The photograph of her that afternoon, descending into the dingy beside Flynn's yacht, is astonishing. I had never seen it before. She was a very pretty girl indeed, slender and just emerging into her womanhood, and I can sense from it how thrilled she was to be there. She must have dreamt of coming to Hollywood and having movie stars for her friends, just like her friends back home in Texas, except in a life that was so much more glamorous and exciting. Now it was all coming true. There was probably an undercurrent of sexual tension as well between her and Flynn. Something was going to happen, and that, too, was thrilling.

The camera shutter opened at the very moment when all the contradictions that would attend her hopes and expectations, and the price she would pay for them, seemed to exist together, as if it is possible to have and have not. Such contradictions are always resolved, as surely as morning follows the night, but not just then. All she could have been aware of was how bright the sun was and how wonderful the rest of her life was going to be.

Daniel

11:01 AM  
Blogger Unknown said...

Fantastic comments and article.

I feel great pity for Miss Satterlee as she later stated that she was threatened with a prison sentence by the crooks in the LA District Atty's office if she didn't 'cry rape.' From what we know she had no complaints from her time with the great Errol; far from it.

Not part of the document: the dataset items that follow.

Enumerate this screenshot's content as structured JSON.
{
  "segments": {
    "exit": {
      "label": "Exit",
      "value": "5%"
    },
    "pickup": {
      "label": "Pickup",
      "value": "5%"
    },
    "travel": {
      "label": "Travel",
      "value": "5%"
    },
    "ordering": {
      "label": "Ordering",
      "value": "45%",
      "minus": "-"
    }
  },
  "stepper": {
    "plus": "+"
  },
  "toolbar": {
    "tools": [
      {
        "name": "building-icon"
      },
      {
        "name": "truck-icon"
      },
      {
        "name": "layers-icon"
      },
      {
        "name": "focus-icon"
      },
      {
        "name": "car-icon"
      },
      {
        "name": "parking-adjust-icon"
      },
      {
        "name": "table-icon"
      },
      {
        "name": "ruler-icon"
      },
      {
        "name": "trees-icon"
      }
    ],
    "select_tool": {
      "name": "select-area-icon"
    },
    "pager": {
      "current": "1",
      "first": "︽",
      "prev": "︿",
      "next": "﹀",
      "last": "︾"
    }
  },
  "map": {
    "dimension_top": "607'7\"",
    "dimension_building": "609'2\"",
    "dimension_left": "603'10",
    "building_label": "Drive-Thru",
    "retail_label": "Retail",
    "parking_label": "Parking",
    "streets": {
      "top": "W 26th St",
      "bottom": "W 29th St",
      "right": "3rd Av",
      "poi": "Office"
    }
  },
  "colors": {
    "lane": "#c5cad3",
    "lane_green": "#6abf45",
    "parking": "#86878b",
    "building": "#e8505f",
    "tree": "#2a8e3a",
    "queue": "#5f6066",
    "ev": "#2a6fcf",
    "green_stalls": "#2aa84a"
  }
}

But the rats made her a deal she couldn't refuse. One of Errol's friends, a stunt man, stated that one of the girl's fathers had attempted to extort money from Flynn or he'd 'go to the cops and tell em you were with my underage daughter.'

In Flynn's autobiography he stated that he received a mysterious call one night; the caller wanted money to be dropped off or 'on Wednesday' Flynn could expect trouble.

Wednesday came and Flynn was arrested. And his nightmare began.

I have no doubt that this trial inflicted profound trauma upon Flynn. 50 years in San Quint?

Like the man we want him to be, Flynn stated that he would flee before taking a trumped up rap. And he had made plans.

I love that. Imagine if they'd convicted. He would have fled to Mexico. And there would have then been the fugitive Flynn.

7:02 PM  
Blogger Film dude 23 said...

Peggy Satterlee passed away at age 79 on November 5th 2005 per her IMDB page.